As much as the news media reports these failures with surprise, the WSJ and TheRealDeal published articles about these same banks over six months ago, raising the alarm about the reliance on the sources of deposits and the exorbitant concentrations held by these banks.

Deposit concentrations are an area to which the banking regulators pay close attention; which makes it all the more surprising that these banks were allowed to operate with such high levels of concentrations. American Eagle Bank – like most other banks operating today, has very low concentrations by depositor. In fact, our largest three deposit customers represent, in aggregate, only 8% of total footings; and no deposit customer represents more than 4.5% of total footings. More importantly, our large deposit customers are not engaged in high-risk industries; but instead, are Illinois-based municipal entities, local businesses and non-for profits, and Chicagoland individuals and families. Most of our large depositors have been customers for over ten years. Some have been with us twenty years since our opening.
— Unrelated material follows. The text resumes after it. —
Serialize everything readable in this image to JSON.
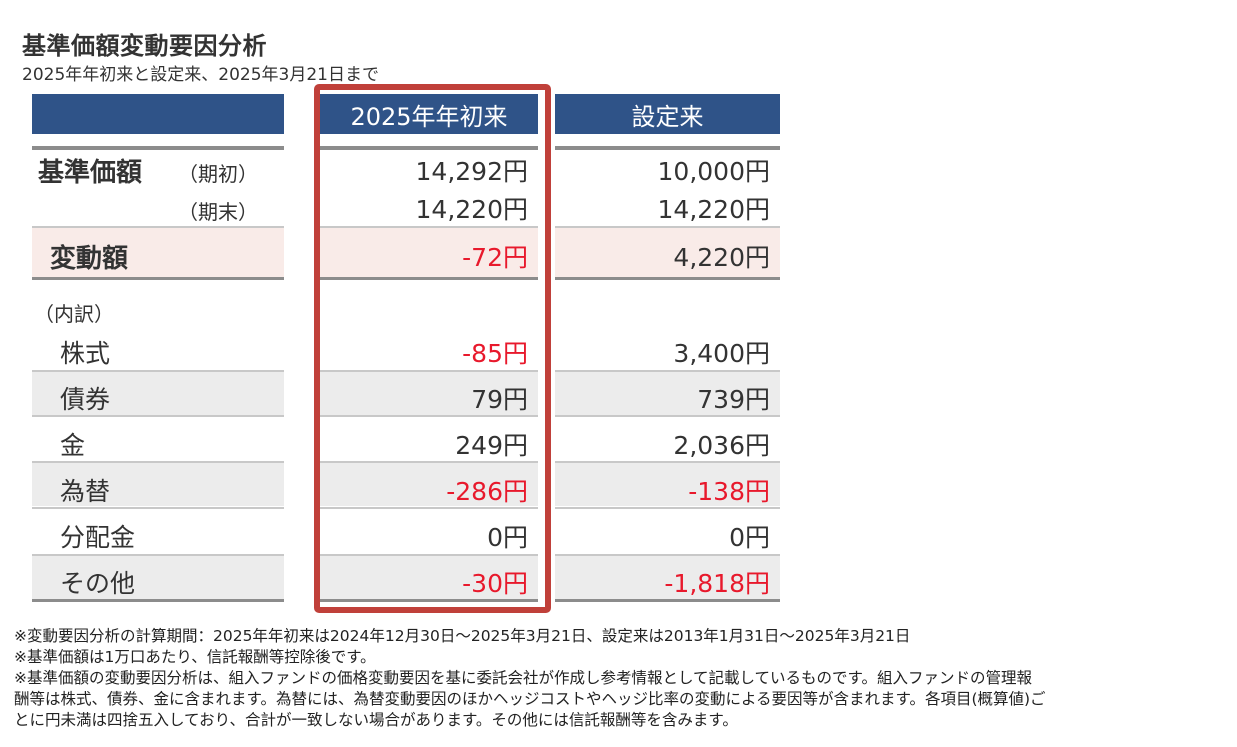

The second assurance we’d like to provide is that American Eagle Bank, out of the $405 million in total assets, only holds a small amount of treasury investment securities – less than 2% of our total assets. Our strategy with investments has always been to maintain a short duration, not risk any principal, and only invest in securities when there isn’t a better loan alternative. As a result, unlike many of the banks in the country, our unrealized losses on treasury securities are negligible, representing less than 1% of our total capital of over $36 million.

It’s an unfortunate event for the industry, and many publicly traded banks are today taking an undeserved beating in the marketplace and from politicians; but here on main street, we continue to operate in a safe and sound manner, doing our utmost to manage beneficially for our shareholders and customers with a long term outlook.

Thank you for your ongoing business and have a great week.